Importing Mainland technical staff by laboratories and compulsory quarantine exemption arrangement
     As there is a lack of local testing staff with suitable training and experience in COVID-19 tests, individual private testing service providers have applied to introduce suitable technical staff from the Mainland for supporting their work in COVID-19 testing. As mentioned above, the relevant private laboratories must abide by the relevant local legislation, including the statutory requirements for medical laboratories and the related professions. Any imported staff must meet the registration or exemption requirements under the applicable legislation if they want to provide service in the relevant professional capacity of medical laboratory technologists (MLTs). However, other technical staff members who provide operational support in the medical laboratories are not so required if they do not work as MLTs as statutorily regulated. The medical laboratories and relevant professionals must abide by the professional code of conduct and ensure the laboratory operation is in compliance with the requirements under the code.

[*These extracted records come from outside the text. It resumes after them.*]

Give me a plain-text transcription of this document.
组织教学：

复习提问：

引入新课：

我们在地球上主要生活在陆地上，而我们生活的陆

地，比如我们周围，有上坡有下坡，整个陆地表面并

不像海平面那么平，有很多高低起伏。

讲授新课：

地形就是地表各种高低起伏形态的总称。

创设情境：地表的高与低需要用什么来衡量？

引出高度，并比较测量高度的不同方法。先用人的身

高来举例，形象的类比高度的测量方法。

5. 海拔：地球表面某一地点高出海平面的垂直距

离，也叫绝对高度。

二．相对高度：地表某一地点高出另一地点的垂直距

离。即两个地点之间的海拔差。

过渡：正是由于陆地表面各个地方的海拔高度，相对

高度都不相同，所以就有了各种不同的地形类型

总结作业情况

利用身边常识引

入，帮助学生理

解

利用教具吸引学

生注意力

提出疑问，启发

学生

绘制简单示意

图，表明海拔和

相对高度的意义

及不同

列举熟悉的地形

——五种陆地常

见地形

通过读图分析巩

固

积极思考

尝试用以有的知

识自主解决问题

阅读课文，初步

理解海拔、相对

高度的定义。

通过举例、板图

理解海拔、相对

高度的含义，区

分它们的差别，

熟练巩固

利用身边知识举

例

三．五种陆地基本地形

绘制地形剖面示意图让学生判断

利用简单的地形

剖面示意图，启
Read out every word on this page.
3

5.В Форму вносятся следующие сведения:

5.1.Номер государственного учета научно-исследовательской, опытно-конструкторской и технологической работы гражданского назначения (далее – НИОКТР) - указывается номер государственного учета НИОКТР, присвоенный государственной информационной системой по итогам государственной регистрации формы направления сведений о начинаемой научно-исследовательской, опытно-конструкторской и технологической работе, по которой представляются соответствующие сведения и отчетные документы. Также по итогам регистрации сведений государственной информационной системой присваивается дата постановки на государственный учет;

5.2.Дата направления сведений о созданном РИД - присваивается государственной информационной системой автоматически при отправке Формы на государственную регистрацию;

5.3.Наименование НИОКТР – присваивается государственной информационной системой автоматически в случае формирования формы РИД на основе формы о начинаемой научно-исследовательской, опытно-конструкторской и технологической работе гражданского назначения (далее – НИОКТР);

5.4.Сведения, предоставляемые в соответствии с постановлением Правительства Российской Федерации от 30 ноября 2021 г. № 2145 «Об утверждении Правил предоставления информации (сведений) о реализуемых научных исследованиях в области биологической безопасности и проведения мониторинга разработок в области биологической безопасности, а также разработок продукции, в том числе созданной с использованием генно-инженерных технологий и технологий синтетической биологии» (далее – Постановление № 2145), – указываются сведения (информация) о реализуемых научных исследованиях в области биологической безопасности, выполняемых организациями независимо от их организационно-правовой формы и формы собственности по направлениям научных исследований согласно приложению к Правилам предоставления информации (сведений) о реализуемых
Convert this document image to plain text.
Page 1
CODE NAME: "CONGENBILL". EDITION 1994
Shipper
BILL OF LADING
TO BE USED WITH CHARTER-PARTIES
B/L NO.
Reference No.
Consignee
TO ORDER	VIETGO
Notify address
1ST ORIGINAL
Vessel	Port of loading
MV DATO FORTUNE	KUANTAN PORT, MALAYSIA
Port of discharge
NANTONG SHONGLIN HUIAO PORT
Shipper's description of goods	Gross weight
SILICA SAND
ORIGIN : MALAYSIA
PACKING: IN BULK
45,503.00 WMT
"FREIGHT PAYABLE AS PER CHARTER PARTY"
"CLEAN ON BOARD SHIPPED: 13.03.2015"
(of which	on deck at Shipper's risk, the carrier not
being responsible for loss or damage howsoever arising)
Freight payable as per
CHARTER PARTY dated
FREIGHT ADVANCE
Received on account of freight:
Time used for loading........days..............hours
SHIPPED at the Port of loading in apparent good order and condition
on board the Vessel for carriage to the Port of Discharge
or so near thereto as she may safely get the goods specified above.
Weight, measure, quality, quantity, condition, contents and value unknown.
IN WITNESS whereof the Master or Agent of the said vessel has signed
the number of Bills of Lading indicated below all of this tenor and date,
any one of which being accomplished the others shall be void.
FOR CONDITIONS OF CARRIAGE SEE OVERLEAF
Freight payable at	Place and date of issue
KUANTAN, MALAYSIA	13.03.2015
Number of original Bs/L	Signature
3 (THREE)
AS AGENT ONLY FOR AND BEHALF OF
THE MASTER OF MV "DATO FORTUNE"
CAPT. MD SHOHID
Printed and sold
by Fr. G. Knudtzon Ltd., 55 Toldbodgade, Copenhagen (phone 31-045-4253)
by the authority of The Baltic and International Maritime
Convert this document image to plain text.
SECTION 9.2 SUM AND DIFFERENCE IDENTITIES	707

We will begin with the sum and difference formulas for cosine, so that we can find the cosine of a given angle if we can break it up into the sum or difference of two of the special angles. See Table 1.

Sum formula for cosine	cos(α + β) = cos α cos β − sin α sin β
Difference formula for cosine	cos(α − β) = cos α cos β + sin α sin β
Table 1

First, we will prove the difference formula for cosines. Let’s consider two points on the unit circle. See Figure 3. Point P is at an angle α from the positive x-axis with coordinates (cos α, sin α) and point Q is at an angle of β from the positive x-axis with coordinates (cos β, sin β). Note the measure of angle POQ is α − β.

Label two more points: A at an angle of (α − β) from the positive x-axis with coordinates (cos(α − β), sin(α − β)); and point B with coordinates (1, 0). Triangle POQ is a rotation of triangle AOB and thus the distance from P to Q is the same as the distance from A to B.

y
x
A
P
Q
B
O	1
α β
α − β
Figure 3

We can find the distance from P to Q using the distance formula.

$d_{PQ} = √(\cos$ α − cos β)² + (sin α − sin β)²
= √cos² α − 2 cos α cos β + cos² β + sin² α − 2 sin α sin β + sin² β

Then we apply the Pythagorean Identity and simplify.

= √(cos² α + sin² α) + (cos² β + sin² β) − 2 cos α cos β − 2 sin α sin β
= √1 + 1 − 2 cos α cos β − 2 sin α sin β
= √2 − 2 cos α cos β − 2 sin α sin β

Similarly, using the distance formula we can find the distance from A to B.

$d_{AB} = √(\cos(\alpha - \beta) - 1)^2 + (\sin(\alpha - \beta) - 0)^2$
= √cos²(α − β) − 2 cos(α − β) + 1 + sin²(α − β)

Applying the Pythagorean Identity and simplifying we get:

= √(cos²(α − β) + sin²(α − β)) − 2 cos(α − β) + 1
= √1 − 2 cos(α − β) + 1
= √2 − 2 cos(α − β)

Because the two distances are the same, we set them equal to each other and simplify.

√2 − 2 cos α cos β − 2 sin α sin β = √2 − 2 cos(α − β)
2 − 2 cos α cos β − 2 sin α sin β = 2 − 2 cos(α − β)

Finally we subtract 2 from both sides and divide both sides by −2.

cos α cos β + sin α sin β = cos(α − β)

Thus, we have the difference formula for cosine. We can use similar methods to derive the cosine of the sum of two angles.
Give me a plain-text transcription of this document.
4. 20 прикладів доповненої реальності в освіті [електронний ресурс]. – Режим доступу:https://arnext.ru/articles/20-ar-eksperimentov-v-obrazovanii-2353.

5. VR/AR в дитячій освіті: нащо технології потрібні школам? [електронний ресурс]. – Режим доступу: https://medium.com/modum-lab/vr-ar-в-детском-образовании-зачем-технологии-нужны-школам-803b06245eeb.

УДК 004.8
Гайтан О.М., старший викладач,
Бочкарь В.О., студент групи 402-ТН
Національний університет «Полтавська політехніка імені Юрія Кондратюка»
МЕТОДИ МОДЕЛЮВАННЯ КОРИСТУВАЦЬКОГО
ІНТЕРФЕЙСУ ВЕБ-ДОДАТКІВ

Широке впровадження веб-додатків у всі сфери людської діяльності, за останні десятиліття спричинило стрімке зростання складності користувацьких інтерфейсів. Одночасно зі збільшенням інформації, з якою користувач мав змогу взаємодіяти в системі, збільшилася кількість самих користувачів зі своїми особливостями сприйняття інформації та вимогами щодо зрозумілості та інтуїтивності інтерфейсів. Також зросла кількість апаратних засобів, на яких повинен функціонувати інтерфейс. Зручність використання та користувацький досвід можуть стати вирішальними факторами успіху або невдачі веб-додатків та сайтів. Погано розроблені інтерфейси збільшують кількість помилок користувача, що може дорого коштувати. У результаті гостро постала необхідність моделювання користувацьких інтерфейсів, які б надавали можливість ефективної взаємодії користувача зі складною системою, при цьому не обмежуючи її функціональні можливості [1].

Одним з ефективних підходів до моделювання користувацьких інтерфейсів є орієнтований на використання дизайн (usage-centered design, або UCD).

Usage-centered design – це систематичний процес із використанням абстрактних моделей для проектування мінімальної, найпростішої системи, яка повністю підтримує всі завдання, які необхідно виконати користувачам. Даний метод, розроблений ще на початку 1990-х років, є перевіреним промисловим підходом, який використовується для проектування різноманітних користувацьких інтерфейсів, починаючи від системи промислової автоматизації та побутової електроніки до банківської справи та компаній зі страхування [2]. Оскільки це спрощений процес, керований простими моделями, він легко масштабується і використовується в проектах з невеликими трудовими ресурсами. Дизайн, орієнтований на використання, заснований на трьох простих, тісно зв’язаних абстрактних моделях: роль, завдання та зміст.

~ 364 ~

     Under section 4(1) of the Compulsory Quarantine of Certain Persons Arriving at Hong Kong Regulation (Cap. 599C), the Chief Secretary for Administration may designate any person or category of persons fulfilling certain criteria for exemption of compulsory quarantine. Personnel of the companies or organisations for the supply of COVID-19 testing services in Hong Kong is one of such categories. As of August 4, a total of 215 persons had been exempted under this category. During their stay in Hong Kong, these persons are put under medical surveillance. They have to wear a surgical mask and take body temperature daily. If they feel unwell, they have to report to DH. The seven advance members of the Mainland nucleic acid testing support team who arrived at Hong Kong on August 2 had obtained negative result from a nucleic acid test done within 72 hours prior to arrival.
Handling of personal data
     Any collection and use of personal data for carrying out voluntary COVID-19 tests must meet the requirements under the Personal Data (Privacy) Ordinance (Cap. 486). Government departments or testing service providers may provide the data to DH or other relevant departments for anti-epidemic needs as necessary. The workflow does not involve the provision of any personal data to organisations or persons outside Hong Kong. The Government has also taken measures to minimise the personal data that need to be collected and streamline the work that need to come into contact with such data.